Raysel and Dean stood and moved off to the side, looking like they didn’t know what they were supposed to do or whether they were allowed to speak. Tybalt was looking at me like I was both the best and worst thing he’d ever seen in his life, and he couldn’t decide which of those feelings was going to win out.

“Patrick forgot that Simon still labored under the memories of another world, and met an embrace from his husband with a kiss, which Simon was not prepared for,” he said. “He reacted with shock and shame, and in the interests of avoiding a diplomatic incident, your sister unbound his memory. It was the only way to quell Dianda’s wrath.”

“That woman has a lot of wrath to go around,” said the Luidaeg.

“Even so,” agreed Tybalt gravely. “Your father has handled the revelation of the true world . . . poorly.”

“But he knows us?” I asked. “He remembers August, and myself, and who he is? Nothing was lost by restoring his memory?” I had confirmed the persistence of our fictional lives twice, and still wanted to hear it said aloud. Maybe I was belaboring the point. I was just too afraid of what might be lost to care.
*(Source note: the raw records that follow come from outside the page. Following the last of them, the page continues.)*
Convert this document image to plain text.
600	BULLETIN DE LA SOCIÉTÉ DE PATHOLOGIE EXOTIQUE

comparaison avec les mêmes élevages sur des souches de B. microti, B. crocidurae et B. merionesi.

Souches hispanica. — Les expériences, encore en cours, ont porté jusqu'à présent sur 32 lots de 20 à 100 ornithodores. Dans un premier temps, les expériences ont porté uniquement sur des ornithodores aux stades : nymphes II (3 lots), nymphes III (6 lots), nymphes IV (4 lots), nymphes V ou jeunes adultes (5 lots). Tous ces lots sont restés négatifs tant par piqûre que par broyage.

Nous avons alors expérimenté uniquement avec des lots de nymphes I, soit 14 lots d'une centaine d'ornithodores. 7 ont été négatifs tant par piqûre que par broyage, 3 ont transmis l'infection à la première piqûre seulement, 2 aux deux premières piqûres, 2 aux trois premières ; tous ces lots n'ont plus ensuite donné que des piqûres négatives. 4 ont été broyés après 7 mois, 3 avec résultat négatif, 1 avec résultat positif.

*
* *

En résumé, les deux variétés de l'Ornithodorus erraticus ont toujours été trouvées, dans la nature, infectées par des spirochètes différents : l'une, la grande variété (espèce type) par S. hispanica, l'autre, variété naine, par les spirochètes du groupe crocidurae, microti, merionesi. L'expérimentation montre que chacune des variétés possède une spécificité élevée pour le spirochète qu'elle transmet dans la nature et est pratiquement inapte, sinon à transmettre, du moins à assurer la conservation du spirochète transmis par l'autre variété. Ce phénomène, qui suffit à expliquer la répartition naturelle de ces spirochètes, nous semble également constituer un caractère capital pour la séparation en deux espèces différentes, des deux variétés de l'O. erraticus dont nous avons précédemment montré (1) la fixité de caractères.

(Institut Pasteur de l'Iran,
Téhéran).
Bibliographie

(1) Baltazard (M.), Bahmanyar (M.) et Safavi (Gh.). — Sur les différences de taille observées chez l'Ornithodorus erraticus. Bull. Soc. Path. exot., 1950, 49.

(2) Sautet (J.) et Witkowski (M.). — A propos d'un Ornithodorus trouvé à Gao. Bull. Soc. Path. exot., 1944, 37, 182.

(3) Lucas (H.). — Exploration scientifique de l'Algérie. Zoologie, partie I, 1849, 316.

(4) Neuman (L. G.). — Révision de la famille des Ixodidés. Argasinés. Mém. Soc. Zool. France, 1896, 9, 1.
“He was a happy man before I did this to him,” said August fiercely. “He loved our mother and his patron, and he was content to spend his life in service to our family. Now he’s lost. He knows himself, but believes his place is beneath the sea, and weeps for things he did willingly and with joy in service to his ladies! How can you not see this for harm?”

“Because you gave back what was taken from him against his will,” I said. This time, I was the one who gripped her arms. “August, you can do it. You can see and snap the threads. You can release my memory!”